Le seul point commun entre le paysage de ses rêves et le paysage qui s'étendait devant lui était cette couleur orange qui noyait tout, comme si un peintre fou s'était chargé de réarranger l'horizon à coups de rouleau. S'y découpaient avec une netteté digne d'un tableau ou d'une photo d'art les deux fois trois bornes, un véritable luxe, une mine d'or pour qui se trouvait de ce côté-ci du désert. Mais qui n'accueillait plus autant de monde qu'auparavant. A bien y réfléchir, il lui semblait que tout ceci aurait pu représenter une publicité pour la fin du monde, si tant est qu'on en fasse. Il ne manquait plus qu'une carlingue de voiture rouillée.
Une voiture l'arracha à ses pensées.
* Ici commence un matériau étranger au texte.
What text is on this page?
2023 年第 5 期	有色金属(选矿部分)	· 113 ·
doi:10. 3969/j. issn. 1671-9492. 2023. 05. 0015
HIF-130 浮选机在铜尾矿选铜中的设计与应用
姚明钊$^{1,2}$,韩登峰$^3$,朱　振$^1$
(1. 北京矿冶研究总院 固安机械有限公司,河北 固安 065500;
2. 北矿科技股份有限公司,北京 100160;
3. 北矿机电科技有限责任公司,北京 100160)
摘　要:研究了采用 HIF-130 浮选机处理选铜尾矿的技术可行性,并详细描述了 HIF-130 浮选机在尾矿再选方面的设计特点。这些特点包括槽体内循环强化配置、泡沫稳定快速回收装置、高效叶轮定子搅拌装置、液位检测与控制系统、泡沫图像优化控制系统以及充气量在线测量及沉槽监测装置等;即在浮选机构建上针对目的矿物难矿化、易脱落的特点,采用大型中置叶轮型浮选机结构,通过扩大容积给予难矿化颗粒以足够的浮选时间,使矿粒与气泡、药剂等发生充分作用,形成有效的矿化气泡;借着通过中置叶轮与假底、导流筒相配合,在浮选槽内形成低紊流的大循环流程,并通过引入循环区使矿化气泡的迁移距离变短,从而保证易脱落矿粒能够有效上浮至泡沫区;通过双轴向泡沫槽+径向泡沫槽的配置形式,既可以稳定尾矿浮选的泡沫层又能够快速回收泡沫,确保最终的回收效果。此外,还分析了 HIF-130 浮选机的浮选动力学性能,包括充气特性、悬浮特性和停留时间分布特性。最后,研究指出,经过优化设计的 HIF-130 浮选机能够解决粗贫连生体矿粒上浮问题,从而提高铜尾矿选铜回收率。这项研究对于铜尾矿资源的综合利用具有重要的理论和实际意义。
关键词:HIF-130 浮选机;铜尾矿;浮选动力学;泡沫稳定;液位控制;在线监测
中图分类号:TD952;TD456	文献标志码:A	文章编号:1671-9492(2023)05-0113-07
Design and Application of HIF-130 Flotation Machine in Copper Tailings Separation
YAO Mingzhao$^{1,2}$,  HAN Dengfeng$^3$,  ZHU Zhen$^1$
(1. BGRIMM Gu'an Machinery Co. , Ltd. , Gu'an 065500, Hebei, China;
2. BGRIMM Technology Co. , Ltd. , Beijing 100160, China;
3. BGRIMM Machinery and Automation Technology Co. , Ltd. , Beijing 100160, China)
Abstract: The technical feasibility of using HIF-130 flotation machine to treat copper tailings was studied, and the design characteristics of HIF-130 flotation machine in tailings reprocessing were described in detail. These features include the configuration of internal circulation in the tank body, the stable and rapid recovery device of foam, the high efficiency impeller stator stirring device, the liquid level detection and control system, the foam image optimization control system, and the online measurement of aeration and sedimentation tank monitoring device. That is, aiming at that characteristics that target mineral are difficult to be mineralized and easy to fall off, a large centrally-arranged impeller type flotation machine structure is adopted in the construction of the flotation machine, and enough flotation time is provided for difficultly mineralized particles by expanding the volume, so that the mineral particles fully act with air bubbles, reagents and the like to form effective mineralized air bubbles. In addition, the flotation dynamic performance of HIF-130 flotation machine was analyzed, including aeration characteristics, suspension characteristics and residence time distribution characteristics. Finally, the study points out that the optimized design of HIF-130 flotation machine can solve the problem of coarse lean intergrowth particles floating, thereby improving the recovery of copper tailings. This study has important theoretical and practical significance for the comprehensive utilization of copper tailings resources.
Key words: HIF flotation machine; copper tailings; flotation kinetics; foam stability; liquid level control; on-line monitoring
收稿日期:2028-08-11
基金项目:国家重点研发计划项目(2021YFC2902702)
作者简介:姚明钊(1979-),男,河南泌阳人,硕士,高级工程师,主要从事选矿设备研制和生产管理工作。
Il la vit arriver au loin, les phares ne mentent pas sur les routes désertes. Il avait jugé, par l'écartement des feux qu'il devait s'agir d'une cadillac et ne fut pas déçu. Elle était rutilante, d'un vert assez pâle, bien lissée et décapotable. A bord, Barney – qui comptait râler sur les propriétaires – remarqua rapidement une fille aux longs cheveux blonds, sans doute jeune, et un conducteur portant un casque de moto, sans doute, qui apparaissait, sous la lune, blanc os. Malgré le couple bigarré, qui lui coupa l'envie de commenter, il se ressaisit et se leva de son fauteuil. Il ouvrit le petit frigo sous le comptoir et en tira deux bières. Autant jouer au pompiste sympa. Il sortit alors, faisant le tour par le petit drugstore, poussant au passage les présentoirs à cartes grinçants.

Dehors, le type finissait son plein tranquillement. Sa tête était un bordel épars de cheveux noirs, son visage faisait presque poupon avec ses pommettes saillantes. Il rangea le bec de la borne à sa place et se retourna instinctivement vers le pompiste, qui s'arrêta, de fait, à bonne distance. "Bonsoir, murmura-t-il en s'essuyant les mains. Il mit un instant à comprendre pourquoi son interlocuteur lui tendait une bouteille et la prit soigneusement.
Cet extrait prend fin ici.